Se concentrer sur la construction de la marque et cibler les marchés d’exportation a été crucial dans la réussite commerciale de Javara. “Il est incroyable de voir comment les marchés étrangers ont accueilli notre marque”, a déclaré Mme Hilman. “Depuis que nous nous sommes tournés vers l’exportation en 2011, nous avons connu une croissance considérable avec un chiffre d’affaires qui a presque doublé. Cela a également dopé notre croissance en Indonésie où nous avons enregistré un taux de croissance annuel allant jusqu’à 25%”, a-t-elle précisé.
La réussite de Javara est également synonyme de réussite pour ses partenaires agricoles.
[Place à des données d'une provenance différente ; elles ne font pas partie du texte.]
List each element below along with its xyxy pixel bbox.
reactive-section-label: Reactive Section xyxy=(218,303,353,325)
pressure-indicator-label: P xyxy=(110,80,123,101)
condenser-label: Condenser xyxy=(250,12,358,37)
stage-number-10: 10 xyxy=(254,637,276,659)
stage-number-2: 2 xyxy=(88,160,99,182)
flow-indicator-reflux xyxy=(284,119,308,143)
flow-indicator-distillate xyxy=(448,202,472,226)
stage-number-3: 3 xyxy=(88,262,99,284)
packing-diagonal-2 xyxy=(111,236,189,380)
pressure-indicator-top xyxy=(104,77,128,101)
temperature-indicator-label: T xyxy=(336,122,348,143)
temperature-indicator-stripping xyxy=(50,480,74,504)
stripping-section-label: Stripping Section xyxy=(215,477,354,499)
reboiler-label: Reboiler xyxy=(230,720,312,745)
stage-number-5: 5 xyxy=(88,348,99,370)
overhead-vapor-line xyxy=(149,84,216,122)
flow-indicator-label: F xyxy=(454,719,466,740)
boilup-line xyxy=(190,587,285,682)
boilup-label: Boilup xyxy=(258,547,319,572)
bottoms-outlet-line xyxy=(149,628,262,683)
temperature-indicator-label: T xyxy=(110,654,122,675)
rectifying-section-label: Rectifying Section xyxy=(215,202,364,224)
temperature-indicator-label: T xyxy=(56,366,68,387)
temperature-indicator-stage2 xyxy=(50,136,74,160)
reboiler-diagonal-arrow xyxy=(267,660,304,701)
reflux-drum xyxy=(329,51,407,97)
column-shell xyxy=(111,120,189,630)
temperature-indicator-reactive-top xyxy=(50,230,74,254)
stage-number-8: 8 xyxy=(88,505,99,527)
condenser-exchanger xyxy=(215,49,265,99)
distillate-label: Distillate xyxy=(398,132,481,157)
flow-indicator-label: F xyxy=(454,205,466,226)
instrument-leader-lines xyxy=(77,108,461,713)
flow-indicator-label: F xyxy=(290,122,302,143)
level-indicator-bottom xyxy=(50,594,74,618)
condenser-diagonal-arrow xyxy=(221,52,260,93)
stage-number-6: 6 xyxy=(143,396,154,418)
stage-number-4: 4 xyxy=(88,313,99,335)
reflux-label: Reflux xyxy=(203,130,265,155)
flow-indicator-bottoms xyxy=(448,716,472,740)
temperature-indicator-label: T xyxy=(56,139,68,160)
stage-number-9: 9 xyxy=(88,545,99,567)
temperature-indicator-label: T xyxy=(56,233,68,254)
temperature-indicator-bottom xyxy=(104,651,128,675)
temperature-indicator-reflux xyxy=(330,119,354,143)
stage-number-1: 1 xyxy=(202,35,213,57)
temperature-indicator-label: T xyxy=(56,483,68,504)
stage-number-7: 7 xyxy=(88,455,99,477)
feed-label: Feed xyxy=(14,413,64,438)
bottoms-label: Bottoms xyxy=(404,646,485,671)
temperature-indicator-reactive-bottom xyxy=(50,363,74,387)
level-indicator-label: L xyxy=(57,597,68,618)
Au cours d’une entrevue avec l’OMPI, M. Paysan, un partenaire de Javara, a fait part de son expérience. “Javara m’a enseigné de nouvelles techniques agricoles biologiques qui m’ont permis de cultiver des produits à grande valeur ajoutée”, a-t-il expliqué. “Je peux vendre mes produits en sachant que la marque Javara est la garante d’une qualité de haut niveau et qu’elle pénétrera les marchés étrangers. Mes revenus et ceux des autres partenaires agricoles de Javara ont ainsi beaucoup augmenté avec l’amélioration de nos moyens d’existence”, a-t-il indiqué.
L’Indonésie connaît une croissance rapide et devrait, d’après certaines estimations, devenir la septième plus grande économie d’ici à 2030. Le secteur agricole joue un rôle important dans l’économie du pays et n’a de cesse d’évoluer, sa croissance s’accompagnant de nouveaux obstacles à surmonter pour les petits exploitants. Javara est une entreprise qui tient à participer à la préservation des produits agricoles traditionnels et à aider les petits exploitants agricoles à sortir de l’agriculture de subsistance et à relever les nouveaux défis à l’aide de nouveaux outils, notamment du système de la propriété intellectuelle.